Transactions & Concurrency
Isolation Levels and Anomalies
Isolation levels are contracts over histories, not a simple speed ladder. Standards name selected phenomena, research exposes additional anomalies, and vendor implementations may prevent more—or different—behaviors than the same label suggests.
- Dirty write and dirty read are distinct.
- Nonrepeatable reads concern one row; phantoms concern a predicate.
- Lost update is a read–modify–write failure.
- Read skew and write skew cross rows.
- Names do not fully specify implementations.

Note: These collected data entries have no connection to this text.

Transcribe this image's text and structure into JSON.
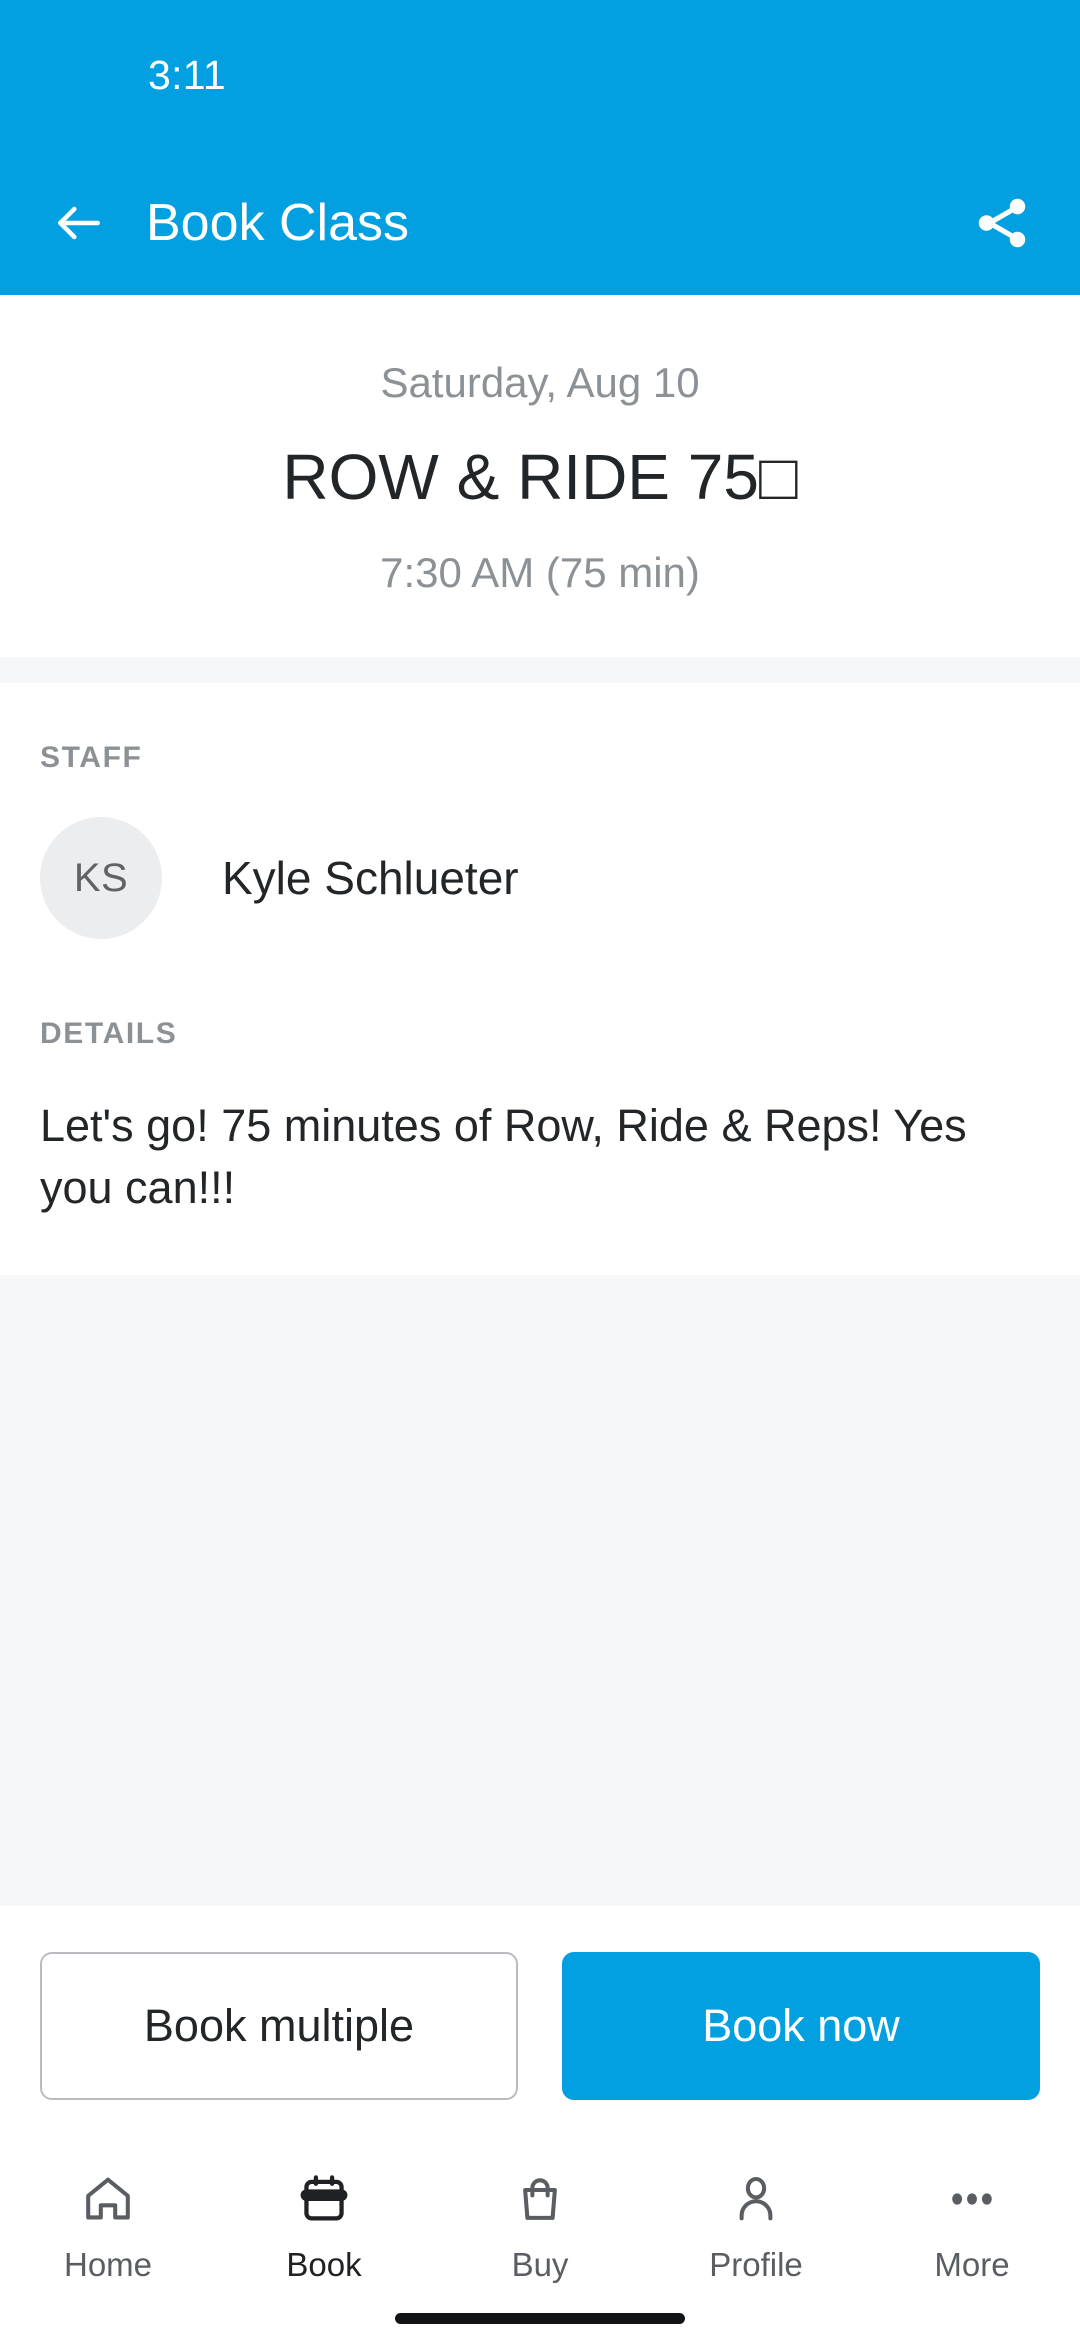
{
  "status_bar": {
    "time": "3:11"
  },
  "app_bar": {
    "title": "Book Class",
    "back_icon": "back-arrow-icon",
    "share_icon": "share-icon",
    "background_color": "#02A0E0",
    "text_color": "#FFFFFF"
  },
  "class": {
    "date": "Saturday, Aug 10",
    "name": "ROW & RIDE 75□",
    "time": "7:30 AM (75 min)"
  },
  "staff": {
    "section_label": "STAFF",
    "avatar_initials": "KS",
    "name": "Kyle Schlueter"
  },
  "details": {
    "section_label": "DETAILS",
    "body": "Let's go! 75 minutes of Row, Ride & Reps! Yes you can!!!"
  },
  "actions": {
    "secondary_label": "Book multiple",
    "primary_label": "Book now",
    "primary_color": "#02A0E0"
  },
  "bottom_nav": {
    "items": [
      {
        "label": "Home",
        "icon": "home-icon",
        "active": false
      },
      {
        "label": "Book",
        "icon": "calendar-icon",
        "active": true
      },
      {
        "label": "Buy",
        "icon": "shopping-bag-icon",
        "active": false
      },
      {
        "label": "Profile",
        "icon": "person-icon",
        "active": false
      },
      {
        "label": "More",
        "icon": "more-dots-icon",
        "active": false
      }
    ],
    "active_color": "#202124",
    "inactive_color": "#5A5E63"
  }
}
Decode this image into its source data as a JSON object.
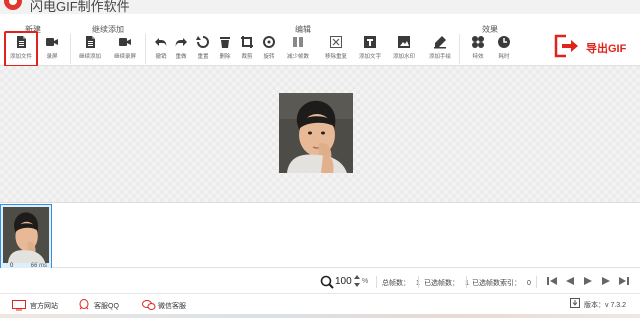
{
  "app": {
    "title": "闪电GIF制作软件"
  },
  "toolbar": {
    "groups": {
      "new": "新建",
      "continue_add": "继续添加",
      "edit": "编辑",
      "effects": "效果"
    },
    "tools": {
      "add_file": "添加文件",
      "record": "录屏",
      "continue_add": "继续添加",
      "continue_record": "继续录屏",
      "undo": "撤销",
      "redo": "重做",
      "reset": "重置",
      "delete": "删除",
      "crop": "裁剪",
      "rotate": "旋转",
      "reduce_frames": "减少帧数",
      "remove_duplicates": "移除重复",
      "add_text": "添加文字",
      "add_watermark": "添加水印",
      "add_drawing": "添加手绘",
      "effects": "特效",
      "timing": "耗时"
    },
    "export_label": "导出GIF",
    "accent_color": "#e0241b"
  },
  "filmstrip": {
    "frames": [
      {
        "index": "0",
        "duration": "66 ms"
      }
    ],
    "selection_color": "#3b8fd8"
  },
  "statusbar": {
    "zoom_value": "100",
    "zoom_unit": "%",
    "total_frames_label": "总帧数：",
    "total_frames": "1",
    "selected_frames_label": "已选帧数：",
    "selected_frames": "1",
    "selected_index_label": "已选帧数索引：",
    "selected_index": "0"
  },
  "footer": {
    "website": "官方网站",
    "qq_support": "客服QQ",
    "wechat_support": "微信客服",
    "version": "版本：v 7.3.2"
  }
}
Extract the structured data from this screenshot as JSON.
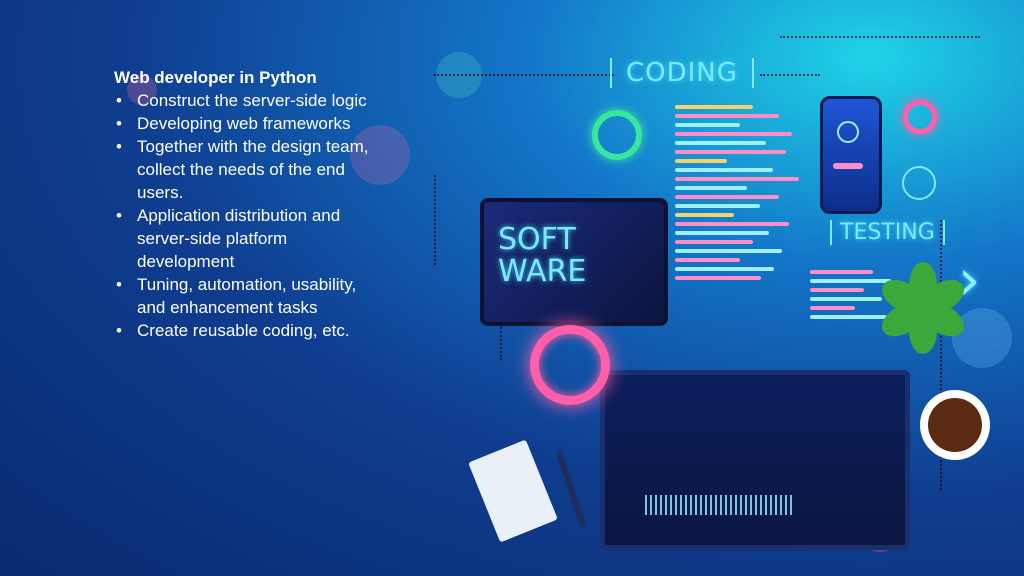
{
  "slide": {
    "title": "Web developer in Python",
    "bullets": [
      "Construct the server-side logic",
      "Developing web frameworks",
      "Together with the design team, collect the needs of the end users.",
      "Application distribution and server-side platform development",
      "Tuning, automation, usability, and enhancement tasks",
      "Create reusable coding, etc."
    ]
  },
  "illustration": {
    "coding_label": "CODING",
    "software_line1": "SOFT",
    "software_line2": "WARE",
    "testing_label": "TESTING"
  },
  "colors": {
    "background_dark": "#0a2a6e",
    "background_light": "#1fd3e6",
    "neon": "#7fe9ff",
    "ring_pink": "#ff5ea8",
    "ring_green": "#39e6a0"
  }
}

| Anomaly | Minimal history | RC | RR / snapshot-style | Serializable |
|---|---|---|---|---|
| Dirty write | w1(X), w2(X) before c1 | ✓ | ✓ | ✓ |
| Dirty read | w1(X), r2(X) before c1 | ✓ | ✓ | ✓ |
| Nonrepeatable/fuzzy read | r1(X), w2(X)c2, r1(X) | — | usually ✓ | ✓ |
| Phantom | predicate r1(P), insert2(P)c2, r1(P) | — | varies | ✓ |
| Lost update | r1(X=0), r2(X=0), w1(X=1)c1, w2(X=1)c2 | varies | varies | ✓/abort |
| Read skew | r1(X), w2(X,Y)c2, r1(Y) | — | snapshot ✓ | ✓ |
| Write skew | r1(P), r2(P), disjoint w1/w2 | — | — under SI | ✓/abort |
| Serialization anomaly | cycle in dependency graph | — | — | ✓/abort |
Start: inventory.on_hand = 10; invariant on_hand equals prior stock minus all committed sales.
T1 reads 10; T2 reads 10; T1 writes 9 and commits; T2 writes 8 and commits.
Final = 8, but three units were sold, so expected 7: T1’s decrement was lost.The SQL standard’s classic dirty/nonrepeatable/phantom framing is not a complete taxonomy. Berenson et al. show why lock- and history-based definitions matter; modern MVCC systems add snapshot and dependency behavior that cannot be inferred from a label.